A Thousand Ships - Natalie Haynes


Cassandra took in jagged breaths, desperate to remain calm. She closed her eyes and then opened them again in the present, to see her mother, her sister, her sister-in-law, all sitting beside her on the rocks, just as they had been before she followed her mother to Thrace. But then the scene began to play out from the beginning once more. It was no less horrifying to see it again. More so, in fact, now she had seen so much of what was to come. But still, one detail was missing, right at the beginning when Hecabe first stepped onto Odysseus’ ship. She, Cassandra, was standing there on the sands of Troy, watching her mother leave. She could sense that Andromache had already gone.
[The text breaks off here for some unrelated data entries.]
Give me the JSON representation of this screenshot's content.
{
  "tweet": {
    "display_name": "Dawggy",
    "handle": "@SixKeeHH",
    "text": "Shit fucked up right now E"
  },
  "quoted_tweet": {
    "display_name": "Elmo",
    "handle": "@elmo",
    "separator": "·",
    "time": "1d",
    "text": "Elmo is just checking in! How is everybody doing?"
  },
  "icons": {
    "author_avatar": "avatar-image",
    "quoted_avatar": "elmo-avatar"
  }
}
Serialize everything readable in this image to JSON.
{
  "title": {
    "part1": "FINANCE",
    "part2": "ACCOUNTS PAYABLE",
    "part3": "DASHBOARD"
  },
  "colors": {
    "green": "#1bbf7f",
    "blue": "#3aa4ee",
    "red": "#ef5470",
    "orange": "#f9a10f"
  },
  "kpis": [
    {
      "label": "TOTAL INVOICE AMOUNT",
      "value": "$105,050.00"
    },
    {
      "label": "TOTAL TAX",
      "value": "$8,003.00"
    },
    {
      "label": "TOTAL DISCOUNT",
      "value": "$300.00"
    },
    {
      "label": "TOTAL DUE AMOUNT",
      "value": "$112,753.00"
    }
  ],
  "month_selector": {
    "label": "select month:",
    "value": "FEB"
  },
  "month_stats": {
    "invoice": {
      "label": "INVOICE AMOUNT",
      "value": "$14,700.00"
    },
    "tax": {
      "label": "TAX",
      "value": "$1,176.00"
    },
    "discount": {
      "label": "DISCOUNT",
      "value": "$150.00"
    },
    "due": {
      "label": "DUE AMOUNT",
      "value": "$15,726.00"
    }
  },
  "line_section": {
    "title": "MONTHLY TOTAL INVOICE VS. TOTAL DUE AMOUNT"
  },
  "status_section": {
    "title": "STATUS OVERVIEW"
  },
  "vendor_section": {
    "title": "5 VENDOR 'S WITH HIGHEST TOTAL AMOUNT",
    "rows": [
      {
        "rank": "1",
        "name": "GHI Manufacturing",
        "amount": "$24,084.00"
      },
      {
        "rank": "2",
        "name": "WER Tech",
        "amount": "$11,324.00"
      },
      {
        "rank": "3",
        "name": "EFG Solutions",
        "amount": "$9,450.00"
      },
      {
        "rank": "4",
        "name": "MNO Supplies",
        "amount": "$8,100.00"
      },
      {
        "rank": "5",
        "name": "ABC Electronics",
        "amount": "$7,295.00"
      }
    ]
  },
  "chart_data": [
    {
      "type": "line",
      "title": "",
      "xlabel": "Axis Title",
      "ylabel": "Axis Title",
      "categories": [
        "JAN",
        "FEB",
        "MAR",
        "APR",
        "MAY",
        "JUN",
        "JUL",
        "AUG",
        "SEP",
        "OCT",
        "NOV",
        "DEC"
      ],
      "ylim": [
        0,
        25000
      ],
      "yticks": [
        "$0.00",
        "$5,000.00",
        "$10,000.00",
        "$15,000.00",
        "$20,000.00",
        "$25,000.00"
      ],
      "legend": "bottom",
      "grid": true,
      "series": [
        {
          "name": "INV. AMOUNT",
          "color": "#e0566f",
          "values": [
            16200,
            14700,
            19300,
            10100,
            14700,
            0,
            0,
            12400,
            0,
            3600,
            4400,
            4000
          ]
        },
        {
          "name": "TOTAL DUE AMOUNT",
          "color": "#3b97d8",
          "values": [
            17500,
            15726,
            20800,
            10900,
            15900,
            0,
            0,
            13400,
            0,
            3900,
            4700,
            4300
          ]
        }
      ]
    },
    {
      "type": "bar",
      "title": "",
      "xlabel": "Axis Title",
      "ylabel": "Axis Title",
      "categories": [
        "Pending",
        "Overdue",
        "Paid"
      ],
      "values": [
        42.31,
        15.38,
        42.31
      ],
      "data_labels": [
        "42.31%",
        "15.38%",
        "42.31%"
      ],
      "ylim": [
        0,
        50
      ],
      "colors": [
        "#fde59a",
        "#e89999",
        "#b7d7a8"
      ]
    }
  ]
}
She could see other women – cousins and neighbours – heading off with different warriors to disparate kingdoms. She had accounted for all of them. All except one. Where was Polyxena? The answer came to her in a rush. And this time she could do nothing to prevent the sickness overwhelming her.

I mentioned before that this is in parts difficult to read. It's is no surprise that there is a lot of violence and bloodshed in this book, which are not something I read willingly. However, the story is told so well. I feel for Cassandra, she's guiding us through parts of the story, while we know that she's showing us what is to come, it increases the tragedy of the story and the characters when we see the other characters ignore Cassandra's warnings. 


I've always liked Cassandra in the myths/legends, and it is really good to see Haynes giving her such a meaningful part in this book.